Eğlence yerine aileyle mutlu olabilmeli!
Bayramları duygusal ziyaret bayramı olarak görmeliyiz. Ve bu dönemde sevgi cömerti olmalıyız her birimiz. Özellikle çocuklara ve gençlere bu değerleri vermeliyiz. Eğlenceler yerine kişiler aileleriyle mutlu olmaya gayret etmeli. Bu da bayramda beraber mutlu olma alışkanlığını getiriyor.
Ah o eski bayramlar!
Çevremize baktığımızda herkes ah eski bayramlar der dikkat ederseniz. Yüz sene öncesi de iki yüz sene öncesi de aynı şeyi söyler. Ah o eski bayramlar… Sosyolojik ve psikolojik değerlendirdiğinizde aslında kişi kendi çocukluğundaki bayramları özlediği için bunu söylüyor. Çünkü hemen hepimizin çocukluk bayramları güzel geçmiştir. Aile bağları güçlenmiş, şiddet öfke azalmıştır bu dönemlerde. Böyle bir dönemde ve ailede çocuk da kendini daha mutlu ve güçlü hisseder. O günleri hiç unutmaz. O nedenle kendi kültür ve değerlerimizin çocuklara aktarılması çok önemli. Böylece milli kimliğimiz ve değerlerimizin aktarıldığı bayramları korumuş oluruz.

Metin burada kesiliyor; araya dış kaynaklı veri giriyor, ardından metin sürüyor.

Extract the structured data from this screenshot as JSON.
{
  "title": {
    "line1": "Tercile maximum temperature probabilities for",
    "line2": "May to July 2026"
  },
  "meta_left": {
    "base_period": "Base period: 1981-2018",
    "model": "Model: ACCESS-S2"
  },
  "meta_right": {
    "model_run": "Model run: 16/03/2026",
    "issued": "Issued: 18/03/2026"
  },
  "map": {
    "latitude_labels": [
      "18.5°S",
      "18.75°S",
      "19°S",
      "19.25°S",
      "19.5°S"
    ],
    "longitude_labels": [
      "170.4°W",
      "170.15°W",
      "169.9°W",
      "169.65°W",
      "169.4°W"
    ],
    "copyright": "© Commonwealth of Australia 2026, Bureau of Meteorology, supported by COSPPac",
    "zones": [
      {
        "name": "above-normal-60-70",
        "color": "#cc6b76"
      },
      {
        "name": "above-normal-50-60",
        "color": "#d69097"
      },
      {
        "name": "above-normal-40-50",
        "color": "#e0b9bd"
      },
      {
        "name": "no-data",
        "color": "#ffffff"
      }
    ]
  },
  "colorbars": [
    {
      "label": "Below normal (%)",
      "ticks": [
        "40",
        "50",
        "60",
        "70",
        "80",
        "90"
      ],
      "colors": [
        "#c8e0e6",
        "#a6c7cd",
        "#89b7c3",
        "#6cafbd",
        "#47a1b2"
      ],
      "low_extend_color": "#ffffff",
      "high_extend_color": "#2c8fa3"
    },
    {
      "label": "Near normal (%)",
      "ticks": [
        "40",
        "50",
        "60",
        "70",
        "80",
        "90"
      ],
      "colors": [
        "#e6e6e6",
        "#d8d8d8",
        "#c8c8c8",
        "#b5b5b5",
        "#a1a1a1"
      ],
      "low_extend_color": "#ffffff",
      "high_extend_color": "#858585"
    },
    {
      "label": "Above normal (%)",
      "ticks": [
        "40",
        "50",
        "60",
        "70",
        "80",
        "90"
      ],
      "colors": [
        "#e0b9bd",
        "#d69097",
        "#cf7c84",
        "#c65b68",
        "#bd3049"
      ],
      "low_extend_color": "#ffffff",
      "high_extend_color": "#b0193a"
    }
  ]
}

Gitmek zorunluysa gönüller alınmalı
Eğer çocuklar bayramda ailelerinin yanında olamayacak ve bir yerlere gitmek zorundalarsa kesinlikle büyüklerinin gönüllerini almalılar. Bayram öncesi de olsa onları ziyaret etmeliler. Onların gönüllerini hoş tutarak gitmeliler gidecekleri yere. Çünkü onların en büyük psikososyal sorun o yaşlarda yalnızlık. Bir yaşlıya verilecek en büyük hediye aranarak fikrinin sorulması, ona danışılmasıdır.
Fikri sorulduğunda onun kadar mutlu bir insan olmayacaktır. Çocuğun yapabileceği en büyük hediye de budur. Bayramda iyi ki varsınız diyebilmek çok önemli. Bu davranış aslında geri dönüşümlü bir yatırım. Çünkü senin çocuğun da aynı davranışta sana bulunacaktır. Gördüğünü sana uygulayacaktır. Seni modelleyecektir. Bu noktada hassas olunmalı. Yaşlılarla empati yapılmalı. Bayramın eğlence yanı var tabiiki ama fedakârlık yanı da unutulmamalı. Bu sorumluluğumuzu unutmamalıyız. Zevk almıyor olabiliriz. Sorumluluk yerine getirilmeli.”